On venait leur dire en passant, un petit bonjour innocent...

Et pourquoi nous haïr, et mettre entre les races
Ces bornes ou ces eaux qu’abhorre l’œil de Dieu ?
De frontières au ciel voyons-nous quelques traces ?
Sa voûte a-t-elle un mur, une borne, un milieu ?
Nations, mot pompeux pour dire barbarie,
L’amour s’arrête-t-il où s’arrêtent vos pas ?
Déchirez ces drapeaux ; une autre voix vous crie :
L’égoïsme et la haine ont seuls une patrie ;
La fraternité n’en a pas !


Ces vers d’Alphonse de Lamartine ne laissèrent sans doute pas Georges Brassens indifférent, lui qui mit en musique le très beau poème Pensée des morts, paru dans le recueil Harmonies poétiques et religieuses (1830). Ici, il s’agit d’un extrait de La Marseillaise de la Paix, publiée par Lamartine dans la Revue des Deux Mondes, période initiale, tome 26, 1841, en réponse au Chant du Rhin (Rheinlied) que le poète allemand Nikolaus Becker inséra dans le recueil Das Nationallied „Sie sollen ihn nicht haben, den freien deutschen Rhein“. Mit 8 Melodien nach den beliebtesten Volksweisen bearbeitet (1840). Si Jean-Paul Sermonte cite les premiers alexandrins de Lamartine dans son éditorial du N°100 de la revue Les Amis de Georges (novembre-décembre 2007), c’est pour les mettre judicieusement en lien avec une chanson peu mise en avant, bien que figurant parmi les plus notables de l’œuvre de Brassens: La visite.

Une histoire banale de main tendue puis de dérobade unanime de la part des indigènes, comme l’explique avec une marque d’impuissance et de regret André Sallée dans Brassens (1991). Au fil de ce texte de sa conception, le sétois moustachu traite de la thématique de l’amitié – centrale dans son œuvre – en l’élargissant au problème de l’intolérance, de la xénophobie. Sujet qui reste d’actualité, ô combien, et qui nous interpelle à présent. Car, comme l’analyse Jacques Vassal dans Brassens, homme libre (2011), il y a, dans ce plaidoyer pour un accueil plus digne des étrangers, toute l'humanité du sétois moustachu. Un fois de plus, ce dernier s’intéresse prioritairement à ceux que la société rejette, pour reprendre les mots de Léo Ferré dans Ni Dieu ni maître. En outre, soulignons qu’il y a dans cette œuvre le souvenir de ses années passées à militer avec les anarchistes.
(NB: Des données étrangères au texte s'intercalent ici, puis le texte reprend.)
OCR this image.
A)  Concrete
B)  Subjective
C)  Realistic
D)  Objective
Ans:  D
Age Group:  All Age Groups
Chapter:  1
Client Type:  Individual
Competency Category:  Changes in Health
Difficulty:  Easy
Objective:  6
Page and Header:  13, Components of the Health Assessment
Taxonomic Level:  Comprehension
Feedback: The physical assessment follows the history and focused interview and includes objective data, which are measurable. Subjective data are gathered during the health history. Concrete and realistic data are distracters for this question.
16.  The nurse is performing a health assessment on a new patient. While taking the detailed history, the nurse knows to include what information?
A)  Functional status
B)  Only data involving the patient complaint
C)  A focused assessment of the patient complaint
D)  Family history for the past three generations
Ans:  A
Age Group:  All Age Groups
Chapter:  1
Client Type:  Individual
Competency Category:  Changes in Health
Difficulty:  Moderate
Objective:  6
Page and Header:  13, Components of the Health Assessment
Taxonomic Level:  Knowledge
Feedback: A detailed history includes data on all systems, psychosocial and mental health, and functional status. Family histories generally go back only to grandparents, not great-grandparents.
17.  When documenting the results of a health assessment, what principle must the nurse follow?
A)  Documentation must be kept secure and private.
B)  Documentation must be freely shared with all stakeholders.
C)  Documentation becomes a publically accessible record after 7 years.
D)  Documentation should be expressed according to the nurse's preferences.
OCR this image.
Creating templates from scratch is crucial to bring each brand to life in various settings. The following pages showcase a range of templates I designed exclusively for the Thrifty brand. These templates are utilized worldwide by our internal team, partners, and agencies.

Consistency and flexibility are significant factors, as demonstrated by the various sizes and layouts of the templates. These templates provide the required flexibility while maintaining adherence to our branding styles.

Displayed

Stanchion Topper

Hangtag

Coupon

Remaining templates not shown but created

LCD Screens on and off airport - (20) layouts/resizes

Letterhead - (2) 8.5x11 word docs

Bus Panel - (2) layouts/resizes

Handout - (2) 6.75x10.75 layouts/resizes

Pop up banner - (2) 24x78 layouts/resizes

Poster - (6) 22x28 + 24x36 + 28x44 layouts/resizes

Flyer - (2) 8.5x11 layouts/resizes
La visite est en quelque sorte l’envers de la Chanson pour l’Auvergnat. Elle s’inscrit dans la continuité de La Ballade des gens qui sont nés quelque part. Le particularisme engendrant repliement sur soi, la négation de toute générosité, sont, avec la méfiance, l’hostilité, les volets et portes fermées, les dominantes de cette chanson d’un désenchantement poignant. À la lecture de ces mots qu’écrit André Tillieu dans les Manuscrits de Brassens (2002), on pense également à La rose, bouteille et la poignée de mains, mais dont le protagoniste malheureux est seul. Tandis que dans La visite, c’est ensemble que l’on est rejeté. Pour la première fois dans l’œuvre de Brassens, la démarche du poète solitaire est devenue communautaire.

On n’était pas des barbe-Bleue,
Ni des pelés, ni des galeux,
Porteurs de parasites.

C’est le problème de la peur de l’inconnu, la peur du fait de l’ignorance, qui est soulevé ici. Les deux premières moutures de La visite dont nous disposons aujourd’hui nous permettent de remonter au point de départ de son élaboration. En effet, la seconde est datée du 15/08/1964. [Liégeois J.-P., 2007. Georges Brassens - Œuvres complètes, Le Cherche-Midi, coll. Voix publiques, p. 1405-1407] Une époque notable de l’histoire démographique française.

Après la Seconde Guerre mondiale, de nombreux espagnols et portugais vinrent dans notre pays pour des raisons politiques et économiques. À partir du début des années 1960 et durant toute cette décennie, la France connut une situation proche du plein emploi (la main d’œuvre vint même à manquer) et accueillit des immigrés venant du Maghreb puis d'Afrique subsaharienne, plus récemment de Turquie et d'Asie. Cependant, la générosité des mouvement culturels n’atteint pas tous les segments de la population, ainsi que le souligne Salvador Juan dans Sociologie d'un génie de la poésie chantée: Brassens (2017). Cet immense afflux (plus de cent mille nouveaux arrivants par an) s’accompagne aussi d’une xénophobie explicite ou latente, bien qu’étant mieux accepté pour la population d’origine européenne. Georges Brassens, d’origine italienne par sa mère, ne resta pas insensible au phénomène.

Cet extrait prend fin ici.